Christian Kobi lässt in rawlines 1 durch Rückkopplung von Resonanzen im Saxophoninneren Stille zu Klang werden.

 

Modular und zukunftsgewandt

Während ein traditionelles Saxophonquartett aus den vier Hauptinstrumenten der Saxophonfamilie besteht – Bariton, Tenor, Alt und Sopran – setzt sich das Konus Quartett modular zusammen und bleibt in der Besetzung flexibel. Je nach Stück spielen sie in der traditionellen Besetzung, aber manchmal auch mit zwei Altsaxophonen, einem Tenor- und einem Baritonsaxophon, oder sogar mit zwei Tenor- und zwei Baritonsaxophonen.

Diese Flexibilität suchen die vier Saxophonisten auch, wenn sie Kompositionen in Auftrag geben. Sie arbeiten vor allem mit Komponist:innen zusammen, die sich vertieft mit Klang auseinandersetzten und sich nicht von traditionellen Erwartungen an Saxophonquartette einschränken lassen. Unter den Stücken, die sie aufführen, finden sich Kompositionen von wichtigen Namen der internationalen Szene der zeitgenössischen Musik wie Chiyoko Szlavnics, Jürg Frey, Barry Guy, Makiko Nishikaze, Phill Niblock, Urs Peter Schneider, Martin Brandlmayr oder Klaus Lang.

 

FORWARD & REWIND: Ein Fest für neue Musik

Zur Feier seines 20. Jubiläums veranstaltet das Konus Quartett mit Titel Foward & Rewind in Bern ein Festivalwochenende. Forward & Rewind ist wörtlich gemeint: die vier Saxophonisten nehmen vergangene Kollaborationen erneut auf und streben neue an, sie zeigen sich zugleich reflektiert und zukunftsgewandt.

Eine dieser bereits vorhandenen Kollaborationen ist beispielsweise die mit dem Streichquartett Quatuor Bozzini. Im Jahr 2021 brachte das Konus Quartett mit ihnen das Stück Continuité, fragilité, resonance vom Schweizer Komponisten Jürg Frey zur Uraufführung. Am Eröffnungskonzert greifen die Musiker:innen des Konus Quartetts und des Quatuor Bozzini dieses Stück nochmal auf, zusammen mit einem Stück der Komponistin Chiyoko Szlavnics. Dabei lassen sich die Musiker:innen viel Zeit und Raum – und entfalten geduldig und präzise die verschiedenen Klangflächen, die in den Kompositionen verborgen sind.

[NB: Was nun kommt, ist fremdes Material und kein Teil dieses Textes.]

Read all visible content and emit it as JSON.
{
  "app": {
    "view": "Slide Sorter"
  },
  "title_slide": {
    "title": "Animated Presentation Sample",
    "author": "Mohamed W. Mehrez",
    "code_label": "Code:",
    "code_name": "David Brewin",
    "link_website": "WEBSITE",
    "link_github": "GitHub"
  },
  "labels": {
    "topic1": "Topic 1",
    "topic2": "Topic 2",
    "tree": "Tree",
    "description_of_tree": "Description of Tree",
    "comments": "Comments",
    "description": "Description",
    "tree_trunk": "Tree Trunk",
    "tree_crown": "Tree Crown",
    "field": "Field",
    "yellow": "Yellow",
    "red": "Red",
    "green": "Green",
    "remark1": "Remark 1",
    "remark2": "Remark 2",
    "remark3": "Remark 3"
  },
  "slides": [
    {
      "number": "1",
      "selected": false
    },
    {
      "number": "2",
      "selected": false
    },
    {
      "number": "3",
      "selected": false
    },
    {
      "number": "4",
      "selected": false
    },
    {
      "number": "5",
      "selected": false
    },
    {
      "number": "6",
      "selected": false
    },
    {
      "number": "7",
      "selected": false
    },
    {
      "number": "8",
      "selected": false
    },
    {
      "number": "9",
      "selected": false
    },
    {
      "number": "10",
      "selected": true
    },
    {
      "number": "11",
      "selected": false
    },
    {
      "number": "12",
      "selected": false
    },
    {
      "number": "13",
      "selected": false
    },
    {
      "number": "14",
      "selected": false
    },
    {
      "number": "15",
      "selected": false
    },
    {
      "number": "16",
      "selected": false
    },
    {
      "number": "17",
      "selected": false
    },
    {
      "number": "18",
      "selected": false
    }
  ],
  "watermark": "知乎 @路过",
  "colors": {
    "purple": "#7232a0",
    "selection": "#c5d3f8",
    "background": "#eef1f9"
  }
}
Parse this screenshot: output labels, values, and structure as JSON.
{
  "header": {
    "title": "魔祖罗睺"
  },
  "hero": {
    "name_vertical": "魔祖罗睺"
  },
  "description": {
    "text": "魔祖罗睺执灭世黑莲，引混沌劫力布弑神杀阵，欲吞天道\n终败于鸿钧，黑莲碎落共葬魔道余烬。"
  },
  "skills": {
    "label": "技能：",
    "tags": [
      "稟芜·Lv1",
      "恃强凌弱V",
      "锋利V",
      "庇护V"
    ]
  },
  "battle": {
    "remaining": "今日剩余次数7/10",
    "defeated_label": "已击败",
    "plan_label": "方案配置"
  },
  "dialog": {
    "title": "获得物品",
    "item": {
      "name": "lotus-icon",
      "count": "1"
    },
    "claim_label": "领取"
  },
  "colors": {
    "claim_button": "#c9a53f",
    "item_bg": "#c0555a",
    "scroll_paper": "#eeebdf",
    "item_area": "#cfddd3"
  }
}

During a Lifetime (Ausschnitt): Das Konus Quartett interpretiert ein Stück der kanadischen Komponistin Chiyoko Szlavnics.

 

Kraftvolle Stimmen aus Georgien

Eine neue Kollaboration erfolgt mit dem renommierten georgischen Gori Frauenchor, welcher seit 1970 den traditionellen georgischen Chorgesang auf Bühnen bringt. Diese polyphone Gesangstechnik ist hunderte von Jahren alt und entfernt verwandt mit dem uns bekannten Jodeln. Sie zeichnet sich besonders durch die fast physisch spürbare Kraft in der Stimme aus. Die Frauen singen teilweise einstimmig, teilweise mikrotonal aufgefächert, und vermischen dabei Harmonie und Dissonanz.

Seit 2013 wird der Chor von Teona Tsiramuna geleitet und hat sich gewissermassen neu erfunden. Der Leiterin ist es sehr wichtig, stets Neues zu entdecken und die gesangliche Tradition mit modernen und internationalen Musiken zu kombinieren. «1970 sang der Chor für eine bestimmte, ziemlich homogene Hörerschaft. Es wurde vor allem schwermütige und getragene georgische Musik aufgeführt. Jetzt hat sich das ausgeweitet. Wir singen auch mexikanische, türkische oder afrikanische Volksmusik», so Tsiramuna im Interview für SRF 2 Kultur.

Besonders nach einer Kollaboration mit der georgisch-britischen Pop- und Blues-Sängerin Katie Melua gewann der Gori Frauenchor über die Grenzen Georgiens hinaus an Bekanntheit und tritt nun auf europäischen Bühnen in verschiedenen Konstellationen an. Die Experimentierfreudigkeit zieht die Dirigentin auch zu Kollaborationen mit zeitgenössischen Musiker:innen, bspw. an den Stanser Musiktagen.

 

An den Stanser Musiktagen 2022 traten die Frauen zusammen mit vier jungen elektronischen Künstler:innen auf und verschmolzen Stimme mit Synthesizer-Klängen.

 

«Air Vibrations»

Air vibrations, die Kollaboration des Konus Quartetts mit dem Gori Frauenchor lässt sich einerseits als «Luftschwingungen» übersetzen, andererseits auch als «Liedschwingungen», vom italienischen «aria». Zum Schwingen bringt der Gori Frauenchor seine Stimmen zusammen mit zwei weiteren grossen Namen der zeitgenössischen Musik: die georgisch-schweizerische Pianistin Tamriko Kordzaia und der österreichische Komponist und Konzertorganist Klaus Lang.

 

Die neue Kollaboration knüpft an die erste Zusammenarbeit zwischen Klaus Lang und dem Konus Quartett, dem Stück Drei Allmenden, an.

 

Lang hat das Konzert konzipiert und komponiert und spielt auch an der Orgel mit. Seine Werke zeichnen sich durch die Weise aus, wie der den Klang erforscht. Musik ist «hörbar gemachte Zeit», so Lang. Auf seinem Instrument, der Konzertorgel, lässt sich diese Seite des Klangs besonders gut erkunden, da man die Töne beliebig lange halten kann.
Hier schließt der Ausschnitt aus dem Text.